Biometric screening firm, Clear (NYSE: YOU), opened its first of trading at $38.55 per share on Wednesday on the New York Stock Exchange. In early morning trading yesterday, Clear shares jumped 35% to reach a high of $41, trading under the ticker “YOU” (referring to its motto: “you are you”).
The day prior, Clear priced around 13 million of its shares at $31 apiece, slightly above its initial $27 to $30 share price range. The successful launch gave Clear a value of $4.5 billion.
Thanks to some huge names backing the company, such as Danny Meyer and the NFL, Clear gained the attention of Wall Street ahead of its market debut. These same backers helped the firm to raise $100 million back in February.
In Clear’s IPO prospectus, the firm stated that revenue fell 17% in Q1 compared to the year prior with the pandemic taking a huge hit on the company’s financials. Prior to the health emergency, Clear’s revenue jumped 20% to $230.8 million in 2020.
The biometric screening company said it currently has 5.6 million members, is in 38 airport locations, and has 26 sports and entertainment partners.
Is Clear a good investment?
Clear is one of the leaders in biometric security and is considered a disruptor in the industry. The company started out by helping travelers race through airport lines after 9/11 tightened security. With the subscription service, users who paid $179 per year were allowed to use Clear services in sports stadiums and entertainment venues.
The company pivoted to move into biometric screening for COVID-19 as travel plummeted during the pandemic. CEO of Clear, Caryn Seidman-Becker, was not surprised when travel stopped as she had been watching the virus unfold around the globe which made her realize that a fast-pass for airport security lines was not going to be the main priority.
To move with the times, Clear launched Health Pass, which allows users to pass quickly through health checkpoints. As U.S. airline passenger volumes dropped 60%, the CEO decided to cut its marketing spend, tighten the operating budget, and direct its focus to building Health Pass. This is an in-app product that keeps track of COVID-19 test results, vaccination status, and provides answers to a real-time health survey. The product has been very popular with attendees going to the Super Bowl, plus one-third of NBA teams used the app. Clear also began taking passenger temperatures at the airports to help detect coronavirus.
Clear still has growth potential, with boss Seidman-Becker saying that they could expand beyond travel to office buildings, restaurants, and more stadiums. Seidman-Becker stated:
“My hope in a few years is that aviation is our smallest vertical, because the other ones are so much bigger.”

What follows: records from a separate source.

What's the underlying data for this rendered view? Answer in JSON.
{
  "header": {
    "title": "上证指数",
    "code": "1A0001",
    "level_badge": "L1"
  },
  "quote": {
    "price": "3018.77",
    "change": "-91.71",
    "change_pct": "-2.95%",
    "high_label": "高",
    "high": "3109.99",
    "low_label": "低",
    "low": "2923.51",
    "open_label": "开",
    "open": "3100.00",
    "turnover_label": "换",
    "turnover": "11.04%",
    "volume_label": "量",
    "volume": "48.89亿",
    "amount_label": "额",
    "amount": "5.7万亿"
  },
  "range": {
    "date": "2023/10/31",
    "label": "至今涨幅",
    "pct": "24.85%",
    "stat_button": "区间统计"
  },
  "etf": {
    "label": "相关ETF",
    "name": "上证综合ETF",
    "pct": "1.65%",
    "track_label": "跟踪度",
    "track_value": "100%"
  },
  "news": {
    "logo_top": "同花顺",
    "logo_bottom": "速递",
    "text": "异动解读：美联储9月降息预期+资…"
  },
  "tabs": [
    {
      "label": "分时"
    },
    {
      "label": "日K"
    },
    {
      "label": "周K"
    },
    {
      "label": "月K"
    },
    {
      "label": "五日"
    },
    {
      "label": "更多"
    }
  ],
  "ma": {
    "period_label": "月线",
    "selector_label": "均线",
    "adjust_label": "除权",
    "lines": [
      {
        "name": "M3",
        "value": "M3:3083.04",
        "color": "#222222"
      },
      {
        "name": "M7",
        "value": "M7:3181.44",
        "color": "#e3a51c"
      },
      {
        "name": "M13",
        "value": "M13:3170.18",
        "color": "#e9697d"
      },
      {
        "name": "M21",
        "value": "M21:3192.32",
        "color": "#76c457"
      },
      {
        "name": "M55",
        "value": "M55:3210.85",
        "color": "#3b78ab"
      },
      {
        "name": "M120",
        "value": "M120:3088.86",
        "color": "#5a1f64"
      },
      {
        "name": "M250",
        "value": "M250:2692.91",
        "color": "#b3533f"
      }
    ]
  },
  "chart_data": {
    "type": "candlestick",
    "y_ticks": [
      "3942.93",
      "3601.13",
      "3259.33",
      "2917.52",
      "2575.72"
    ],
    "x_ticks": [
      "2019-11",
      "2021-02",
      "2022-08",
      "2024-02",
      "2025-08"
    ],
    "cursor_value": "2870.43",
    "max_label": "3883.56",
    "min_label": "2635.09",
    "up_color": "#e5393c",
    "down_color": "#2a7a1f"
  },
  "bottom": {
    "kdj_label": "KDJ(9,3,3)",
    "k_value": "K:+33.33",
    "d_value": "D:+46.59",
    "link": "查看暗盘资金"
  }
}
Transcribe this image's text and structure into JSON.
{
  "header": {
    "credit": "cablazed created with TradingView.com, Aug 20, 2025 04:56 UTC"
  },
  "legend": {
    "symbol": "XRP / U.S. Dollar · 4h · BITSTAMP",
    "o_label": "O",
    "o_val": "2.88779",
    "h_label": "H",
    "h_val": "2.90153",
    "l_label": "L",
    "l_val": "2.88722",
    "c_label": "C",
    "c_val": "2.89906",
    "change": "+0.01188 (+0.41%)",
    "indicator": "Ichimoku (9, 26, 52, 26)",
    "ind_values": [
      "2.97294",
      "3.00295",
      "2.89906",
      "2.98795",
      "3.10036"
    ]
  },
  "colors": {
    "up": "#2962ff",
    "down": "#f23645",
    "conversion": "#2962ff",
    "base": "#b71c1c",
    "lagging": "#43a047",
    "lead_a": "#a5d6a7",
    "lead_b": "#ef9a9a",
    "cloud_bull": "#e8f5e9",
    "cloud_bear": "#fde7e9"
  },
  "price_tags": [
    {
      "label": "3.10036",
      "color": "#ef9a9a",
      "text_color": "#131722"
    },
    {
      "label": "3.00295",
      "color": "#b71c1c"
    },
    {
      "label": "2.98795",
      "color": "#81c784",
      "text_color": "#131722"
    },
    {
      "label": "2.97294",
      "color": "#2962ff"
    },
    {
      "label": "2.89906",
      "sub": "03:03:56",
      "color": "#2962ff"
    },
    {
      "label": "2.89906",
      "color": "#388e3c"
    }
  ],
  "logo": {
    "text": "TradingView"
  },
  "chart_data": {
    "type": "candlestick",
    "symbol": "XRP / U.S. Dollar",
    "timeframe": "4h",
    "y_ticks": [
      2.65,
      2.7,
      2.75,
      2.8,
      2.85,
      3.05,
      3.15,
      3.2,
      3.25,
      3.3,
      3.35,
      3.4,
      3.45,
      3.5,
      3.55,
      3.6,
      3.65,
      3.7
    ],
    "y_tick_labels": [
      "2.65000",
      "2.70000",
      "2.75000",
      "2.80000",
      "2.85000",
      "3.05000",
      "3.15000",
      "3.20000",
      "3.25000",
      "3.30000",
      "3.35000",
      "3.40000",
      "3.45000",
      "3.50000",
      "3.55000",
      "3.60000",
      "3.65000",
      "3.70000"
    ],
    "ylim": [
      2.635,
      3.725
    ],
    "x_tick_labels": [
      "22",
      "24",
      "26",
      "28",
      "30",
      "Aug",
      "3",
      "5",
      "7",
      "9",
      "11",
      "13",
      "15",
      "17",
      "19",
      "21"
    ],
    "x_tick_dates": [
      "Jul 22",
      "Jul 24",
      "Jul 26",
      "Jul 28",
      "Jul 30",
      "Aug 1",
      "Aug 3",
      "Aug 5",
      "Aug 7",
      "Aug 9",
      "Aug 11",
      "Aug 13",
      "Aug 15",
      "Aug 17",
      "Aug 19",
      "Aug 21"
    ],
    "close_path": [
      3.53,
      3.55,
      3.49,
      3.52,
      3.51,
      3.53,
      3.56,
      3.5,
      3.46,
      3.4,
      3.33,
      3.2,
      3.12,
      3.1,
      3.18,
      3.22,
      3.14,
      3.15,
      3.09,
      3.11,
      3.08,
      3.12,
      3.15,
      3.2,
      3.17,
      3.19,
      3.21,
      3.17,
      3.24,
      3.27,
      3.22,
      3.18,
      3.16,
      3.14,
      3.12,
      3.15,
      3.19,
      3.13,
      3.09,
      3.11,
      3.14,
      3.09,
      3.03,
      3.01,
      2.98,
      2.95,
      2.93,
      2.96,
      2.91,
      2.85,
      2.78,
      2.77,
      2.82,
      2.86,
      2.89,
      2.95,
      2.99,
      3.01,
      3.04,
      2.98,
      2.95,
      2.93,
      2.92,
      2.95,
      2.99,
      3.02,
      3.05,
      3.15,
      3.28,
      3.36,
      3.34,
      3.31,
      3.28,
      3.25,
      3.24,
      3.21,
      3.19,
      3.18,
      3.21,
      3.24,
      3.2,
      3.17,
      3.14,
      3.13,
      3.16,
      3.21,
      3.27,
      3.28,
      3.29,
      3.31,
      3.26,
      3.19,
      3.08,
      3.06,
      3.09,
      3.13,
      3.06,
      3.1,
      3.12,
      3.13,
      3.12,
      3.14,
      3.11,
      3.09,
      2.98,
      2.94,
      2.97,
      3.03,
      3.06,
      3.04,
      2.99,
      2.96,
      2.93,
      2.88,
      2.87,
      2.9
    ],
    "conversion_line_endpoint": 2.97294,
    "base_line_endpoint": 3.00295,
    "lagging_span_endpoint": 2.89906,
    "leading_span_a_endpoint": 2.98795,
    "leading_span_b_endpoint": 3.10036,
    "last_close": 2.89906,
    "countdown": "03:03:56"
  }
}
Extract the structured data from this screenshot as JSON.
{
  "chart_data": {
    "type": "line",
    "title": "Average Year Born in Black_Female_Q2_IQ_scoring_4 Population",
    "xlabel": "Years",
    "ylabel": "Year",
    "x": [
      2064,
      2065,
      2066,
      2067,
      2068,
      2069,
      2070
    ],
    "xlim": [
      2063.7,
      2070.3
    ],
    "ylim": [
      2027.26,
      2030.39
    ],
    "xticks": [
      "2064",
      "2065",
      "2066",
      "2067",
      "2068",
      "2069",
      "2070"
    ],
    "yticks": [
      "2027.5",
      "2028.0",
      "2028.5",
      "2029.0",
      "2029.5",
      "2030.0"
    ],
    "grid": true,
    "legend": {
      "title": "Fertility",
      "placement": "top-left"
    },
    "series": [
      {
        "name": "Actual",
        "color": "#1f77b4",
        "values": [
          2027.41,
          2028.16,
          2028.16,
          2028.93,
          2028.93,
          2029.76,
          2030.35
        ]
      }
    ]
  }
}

However, she is still “incredibly bullish on travel” and is expecting a massive return for business and leisure travel.
This quick move from Seidman-Becker in building new products suggests that Clear has great leadership and has the potential to really grow into other markets.
The company is in a good position to capitalize on the growing travel sectors which are slowly inching towards pre-pandemic levels. For example, TSA in the U.S processed over 2 million travelers in four out of the last eight days.